5 Responses to “Is Market trying to find bottom?”

  1. on 13 Nov 2008 at 1:40 pm1Jaypee

    I left this blog about 2 months ago after continously wrong calls by Mr. Sivaraman. Today I just came back to have a look at the latest posts and I just notice that the only thing that has changed - since I left two month ago - is the declining number of Mr. Sivaraman’s followers. At the same time I notice that Mr. Sivaraman has not changed his continously bullish outlook of EUR and GBP. About 2 1/2 month ago I wrote in this blog, by the time EUR/USD just broke the medium/long term trend at 1.53 and GBP/USD at 1.9350, that this market has clearly entered a bearish trend. But this was not because I consider myself to be such a smart guy, no, I’m sure that most technical analist of this planet would have agreed with me, whereas Mr. Sivaraman stubbornly kept predicting a big upmove in both currency pairs and kept trading against the prevailing trend. I really think it’s about time to stop this blog.

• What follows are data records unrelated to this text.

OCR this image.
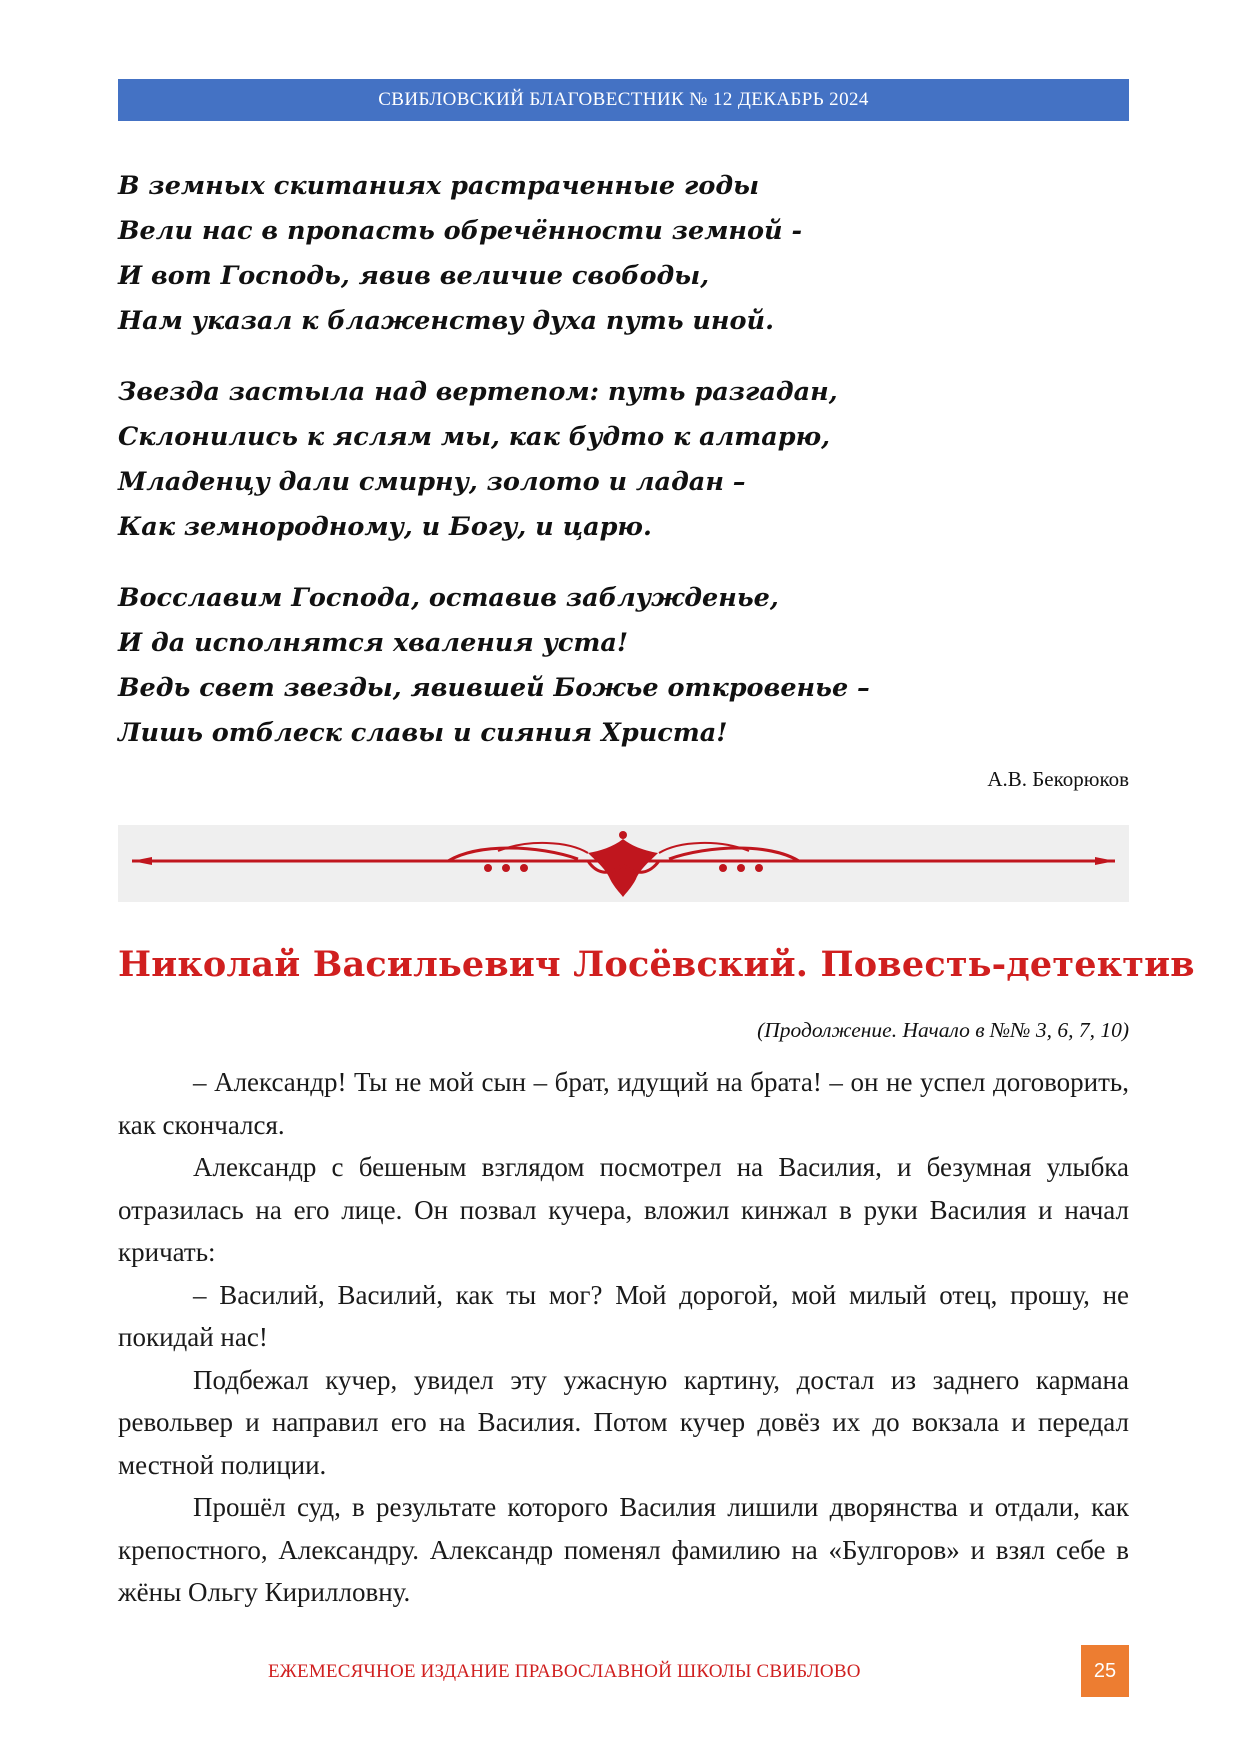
СВИБЛОВСКИЙ БЛАГОВЕСТНИК № 12 ДЕКАБРЬ 2024
В земных скитаниях растраченные годы
Вели нас в пропасть обречённости земной -
И вот Господь, явив величие свободы,
Нам указал к блаженству духа путь иной.
Звезда застыла над вертепом: путь разгадан,
Склонились к яслям мы, как будто к алтарю,
Младенцу дали смирну, золото и ладан –
Как земнородному, и Богу, и царю.
Восславим Господа, оставив заблужденье,
И да исполнятся хваления уста!
Ведь свет звезды, явившей Божье откровенье –
Лишь отблеск славы и сияния Христа!
А.В. Бекорюков
Николай Васильевич Лосёвский. Повесть-детектив
(Продолжение. Начало в №№ 3, 6, 7, 10)

– Александр! Ты не мой сын – брат, идущий на брата! – он не успел договорить, как скончался.

Александр с бешеным взглядом посмотрел на Василия, и безумная улыбка отразилась на его лице. Он позвал кучера, вложил кинжал в руки Василия и начал кричать:

– Василий, Василий, как ты мог? Мой дорогой, мой милый отец, прошу, не покидай нас!

Подбежал кучер, увидел эту ужасную картину, достал из заднего кармана револьвер и направил его на Василия. Потом кучер довёз их до вокзала и передал местной полиции.

Прошёл суд, в результате которого Василия лишили дворянства и отдали, как крепостного, Александру. Александр поменял фамилию на «Булгоров» и взял себе в жёны Ольгу Кирилловну.

ЕЖЕМЕСЯЧНОЕ ИЗДАНИЕ ПРАВОСЛАВНОЙ ШКОЛЫ СВИБЛОВО	25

Thanks for your attention and best regards. (hopefully this post will be published, not as others made in the past by the undersigned).

    Jean-Pierre Bettschen

  2. on 13 Nov 2008 at 3:27 pm2Roy

    I have to echo the comments of other readers here. I cannot understand how and why Dr Sivaraman still sticks to his algorithm so stubbornly when it is continuously wrong and has been so dramatically wrong these past few months. Surely there comes a time when any rational human being can see that something is plainly not working.

  3. on 13 Nov 2008 at 5:03 pm3vinesh

    I actually agree with dr srinivas. If the EURO was going down to hell we would have seen 1000’s of pips down this thing has only fallen about 500 pips in 2 weeks. This tells me that USD gaining moves are fading. Stronger dollars hurts retailers and the holiday season just around the corner I would be looking at a stronger EURO in the coming days.

  4. on 14 Nov 2008 at 3:47 am4Melvin Pasternak

    Did November 13th Mark an Intermediate S&P 500 Bottom?

    In the parlance of technical analysis, November 13th created a “spring” formation in the S&P 500.
    A spring is an infrequent and relatively unknown pattern in which there is a temporary break of major support and then a powerful rebound back into the previous trading range.
    S&P support, as many observers were well aware, was the October 10th low of 839.80. That support was decisively violated Thursday with the S&P hitting a low of 818.69. However, within about two hours the market was back at breakeven. The index finished with a gain of more than 60 points after being down about 35 intraday. The daily candle was very bullish– huge and almost hammer-like.
    Even more bullish was the fact that the Dow Jones Industrial Average did not break its October 10th low of 7773.71, but instead held on Thursday at a low of 7947.74. This behavior is a technical non-confirmation of the S&P’s behavior.
    Please don’t get me wrong, I am not saying we are at the start of a bull market. For a confirmed double bottom formation to take place, the S&P would need to take out its October 14th close of 1044.31 and that’s still a long ways off.
    What behavior Friday would augment the bullish case? If the S&P can close above Monday 919.21 finish, there would be an enormous white hammer formation on the weekly chart. A hammer is often a major reversal candle.
    If there is an intermediate rally in the offing that say carries to the mid-1100 range (the S&P was above 1300 as late as August 28th!!), I would look leading blue chip companies to lead the rally. One possibility is Apple which tested $86 Thursday, but finished above $96, has been bottoming for the last several weeks and demonstrating positive momentum divergence.

  5. on 14 Nov 2008 at 8:50 am5su25

    Hi Melvin Pasternak

    Great input. I like your “if-then” analysis - precise and no ambiguity. Please consider writing more often.